É um atacante interessante, mas hoje à noite não tive dúvidas de que nossos zagueiros conseguiriam contê-lo”, disse Garcia.





O cara realmente foi colocado em uma situação muito difícil, agora seu sobrenome se tornará simbólico, e o escândalo ficará na memória para sempre. A reputação da Fifa está em baixa, a reputação da seleção dos EUA está em baixa, a reputação de Trump é inexistente, EUA – Bélgica 1:4, absolutamente tudo jogou contra.
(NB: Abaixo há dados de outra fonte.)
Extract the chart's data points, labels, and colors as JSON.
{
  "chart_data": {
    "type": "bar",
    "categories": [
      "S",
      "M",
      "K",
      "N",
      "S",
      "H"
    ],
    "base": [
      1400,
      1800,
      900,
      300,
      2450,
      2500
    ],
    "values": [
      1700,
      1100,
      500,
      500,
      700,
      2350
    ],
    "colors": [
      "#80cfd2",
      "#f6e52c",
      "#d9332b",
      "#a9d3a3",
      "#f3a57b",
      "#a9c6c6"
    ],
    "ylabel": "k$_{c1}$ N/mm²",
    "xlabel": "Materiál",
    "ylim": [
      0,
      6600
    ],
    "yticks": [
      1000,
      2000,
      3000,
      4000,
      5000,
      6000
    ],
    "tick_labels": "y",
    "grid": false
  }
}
Isso não é como roubar o presidente da Venezuela de sua própria casa, uma história que todos esqueceram rapidamente como se nada tivesse acontecido 😄 no futebol, a justiça prevaleceu
Para ser justo, é Balogun quem mais merece compaixão nessa situação: o cara simplesmente se tornou refém das circunstâncias e enterrou sua reputação de forma quase irreversível, sem ter feito nada. Além do mais, a falta foi praticamente por imprudência (o que não anula o fato de que foi uma falta clara) – e, além disso, ele não podia fazer nada sobre o que estava acontecendo. Para nós, é fácil dizer: “Recuse a anulação” – mas para ele, isso significaria abandonar seus próprios companheiros – tanto os da seleção quanto os torcedores. A escolha foi mais ou menos como estar entre a cruz e a espada.
Os culpados aqui são pessoas específicas. Mas, infelizmente, a instituição da reputação não se aplica a eles, eles não se importam com nossa opinião, e provavelmente nada lhes acontecerá.